May 2, 2000 Scientists have found that a protein called synuclein, which is found in nerve cells, plays a role in the communication between neurons. This may provide an important clue to the mechanisms underlying some types of Parkinson's and other devastating neurological diseases.
Since 1997, the nervous system protein known as alpha-synuclein has been implicated in mechanisms leading to the cause and progression of Parkinson's disease.

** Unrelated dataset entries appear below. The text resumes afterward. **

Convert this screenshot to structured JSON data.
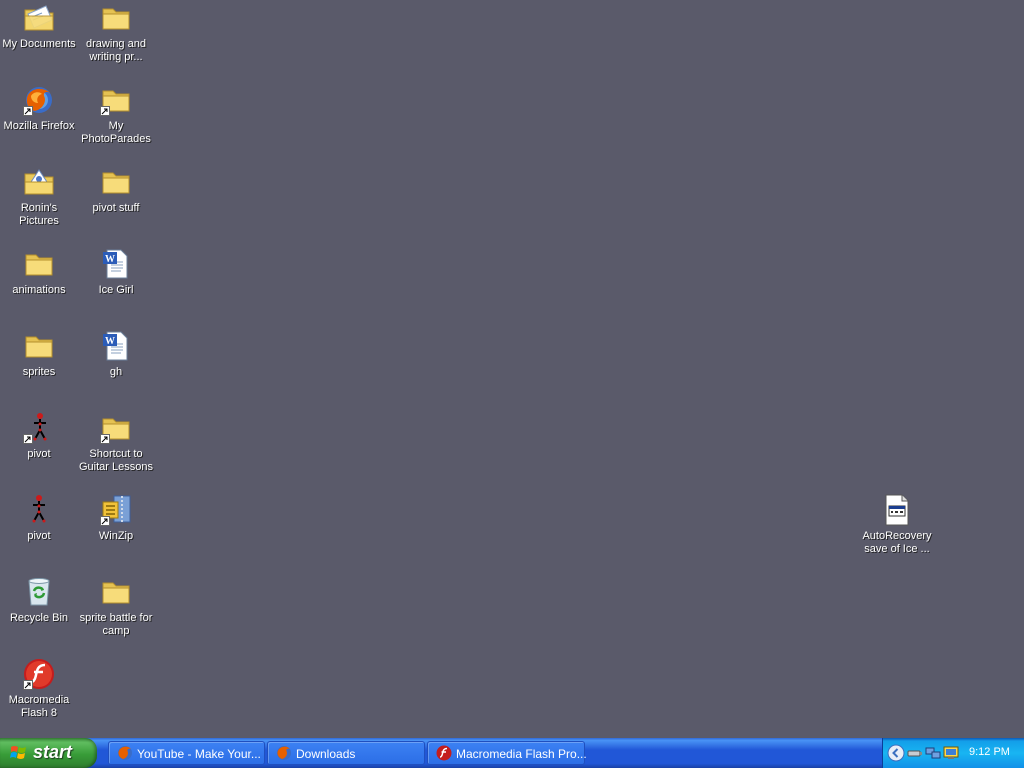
{
  "desktop": {
    "background_color": "#5a5a6a",
    "icons": [
      {
        "label": "My Documents",
        "icon": "my-documents-folder-icon"
      },
      {
        "label": "drawing and writing pr...",
        "icon": "folder-icon"
      },
      {
        "label": "Mozilla Firefox",
        "icon": "firefox-icon",
        "shortcut": true
      },
      {
        "label": "My PhotoParades",
        "icon": "folder-icon",
        "shortcut": true
      },
      {
        "label": "Ronin's Pictures",
        "icon": "pictures-folder-icon"
      },
      {
        "label": "pivot stuff",
        "icon": "folder-icon"
      },
      {
        "label": "animations",
        "icon": "folder-icon"
      },
      {
        "label": "Ice Girl",
        "icon": "word-document-icon"
      },
      {
        "label": "sprites",
        "icon": "folder-icon"
      },
      {
        "label": "gh",
        "icon": "word-document-icon"
      },
      {
        "label": "pivot",
        "icon": "pivot-stickman-icon",
        "shortcut": true
      },
      {
        "label": "Shortcut to Guitar Lessons",
        "icon": "folder-icon",
        "shortcut": true
      },
      {
        "label": "pivot",
        "icon": "pivot-stickman-icon"
      },
      {
        "label": "WinZip",
        "icon": "winzip-icon",
        "shortcut": true
      },
      {
        "label": "Recycle Bin",
        "icon": "recycle-bin-icon"
      },
      {
        "label": "sprite battle for camp",
        "icon": "folder-icon"
      },
      {
        "label": "Macromedia Flash 8",
        "icon": "flash-icon",
        "shortcut": true
      },
      {
        "label": "AutoRecovery save of Ice ...",
        "icon": "autorecovery-file-icon"
      }
    ]
  },
  "taskbar": {
    "start_label": "start",
    "tasks": [
      {
        "label": "YouTube - Make Your...",
        "icon": "firefox-icon"
      },
      {
        "label": "Downloads",
        "icon": "firefox-icon"
      },
      {
        "label": "Macromedia Flash Pro...",
        "icon": "flash-icon"
      }
    ],
    "tray": {
      "icons": [
        "show-hidden-icons-chevron-icon",
        "usb-device-icon",
        "network-icon",
        "display-monitor-icon"
      ],
      "clock": "9:12 PM"
    }
  }
}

Apha-synuclein filaments form a dense meshwork within neurons that could deprive the cells of essential proteins and lead to degeneration, a hallmark of several neuro-degenerative disorders, including Alzheimer's disease.
"Clarifying what happens in Parkinson's will have a profound impact on understanding mechanisms underlying all of these disorders and on efforts to develop more effective therapies to treat them," says the study's lead author, Virginia Lee, Ph.D., a neurobiologist at the University of Pennsylvania in Philadelphia. The study, funded by the Alzheimer's Association and the National Institutes of Health, appears in the May 1 issue of The Journal of Neuroscience.
Parkinson's afflicts an estimated 500,000 Americans; Alzheimer's, roughly 4 million.
In the study, Lee and her colleagues examined the normal function of synucleins using cultures of neurons from the hippocampus, a banana-shaped brain structure known to be important for learning and memory. They found that by reducing the expression of synucleins, the number of cell structures capable of communicating between neurons was greatly reduced.
"Virginia Lee and her colleagues have provided strong evidence that synucleins control the release of neurotransmitters from nerve cells," says Paul Greengard, Ph.D., who studies these proteins at Rockefeller University in New York. "This is a very important discovery about a family of proteins which have been implicated in both Parkinson's disease and in Alzheimer's disease."
Lee's co-authors include Diane Murphy, Ph.D.; Susan Rueter, Ph.D.; and John Trojanowski, M.D., Ph.D., all of the University of Pennsylvania. They are members of the Society for Neuroscience, an organization of more than 27,000 basic scientists and clinicians who study the brain and nervous system.